Un peu plus de quatre semaines après le début des bombardements israélo-américains en Iran, qui ont déclenché le conflit régional, la perturbation quasi immédiate du trafic maritime dans le golfe Persique, voie maritime vitale, a entraîné une chute des livraisons de pétrole dans le monde entier, suivie par celles de gaz naturel, de charbon, de produits alimentaires et d'engrais.
« Seul un petit groupe de PMA [pays les moins avancés] sont des exportateurs nets d'énergie : le Soudan du Sud, l'Angola, le Tchad, le Mozambique, le Laos, le Myanmar et le Yémen », a déclaré Junior Davis, chef de la Division de l'analyse des politiques et de la recherche pour l'Afrique, les PMA et les programmes spéciaux à ONU Commerce et développement (CNUCED).
« La majorité sont des importateurs nets, notamment le Niger, la Zambie, le Rwanda, l'Éthiopie, la Tanzanie, Madagascar, le Togo, le Soudan, l'Ouganda, le Népal, l'Érythrée, le Bénin, le Bangladesh, le Cambodge et le Sénégal ».
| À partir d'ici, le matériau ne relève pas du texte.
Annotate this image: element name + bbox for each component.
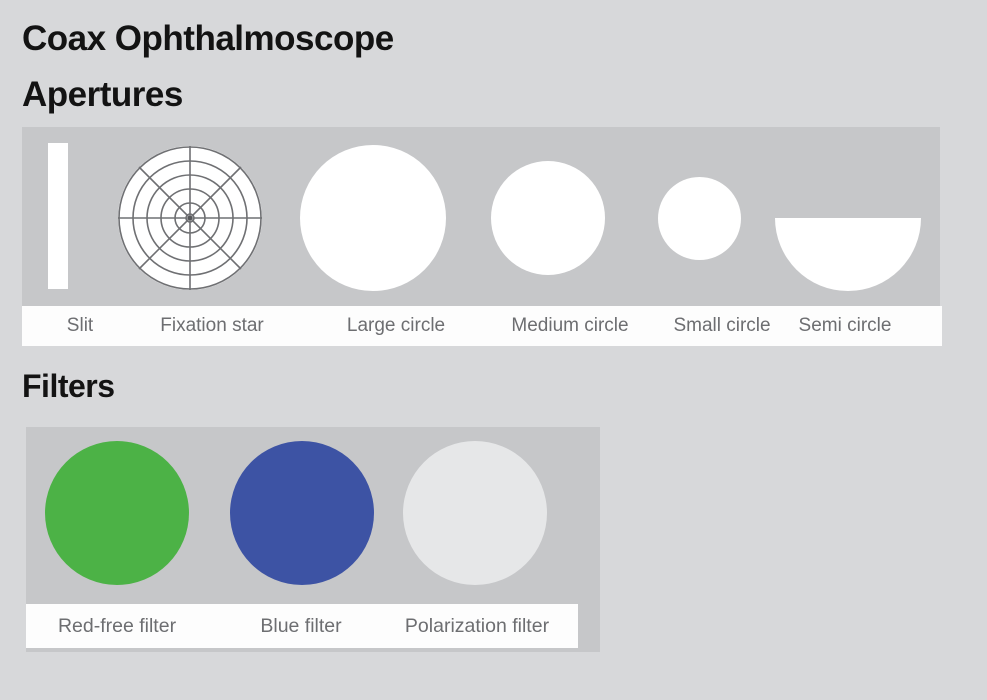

Soulignant le cas de l'Angola, M. Davis a noté que les pays en développement exportateurs de pétrole pourraient ne tirer que des « gains limités » de cette crise, « car beaucoup d'entre eux manquent de capacités de raffinage nationales et réimportent des produits pétroliers raffinés à des prix plus élevés ».
La Zambie voisine est confrontée à des « difficultés encore plus grandes » car elle dépend de carburants raffinés importés du Moyen-Orient (et notamment des Émirats arabes unis), tout comme les PMA restent « fortement dépendants » des engrais produits à l'étranger, le processus de fabrication reposant largement sur le gaz naturel (méthane) — a expliqué l'économiste de la CNUCED.
Selon l'Organisation des Nations Unies pour l'alimentation et l'agriculture (FAO), 17 des nations les plus pauvres du monde doivent importer plus de 30 % de leurs besoins en céréales. Fait encore plus inquiétant, un nombre égal de pays les moins avancés consacrent plus de la moitié de leurs recettes d'exportation à l'achat de produits alimentaires.
« Cela implique que la hausse des prix de l'énergie se répercutera rapidement sur les prix des produits alimentaires et amplifiera le risque de faim pour les ménages », a observé M. Davis.
Trouver des solutions rapides à la crise énergétique ne sera pas chose aisée, compte tenu du niveau élevé de remboursement de la dette qui pèse sur bon nombre des nations les plus pauvres du monde — une question que le Secrétaire général de l'ONU a maintes fois critiquée, exhortant le secteur financier à se réformer dans l'intérêt de l'équité, de la compétitivité et de la croissance.
« Étant donné le lourd endettement de nombreux pays en développement vis-à-vis des créanciers étrangers et les contraintes budgétaires auxquelles ils sont confrontés depuis des années, il est fort probable que les ménages devront payer plus cher leur énergie, leur nourriture et leurs engrais, et en consommer moins. La situation s'annonce difficile ».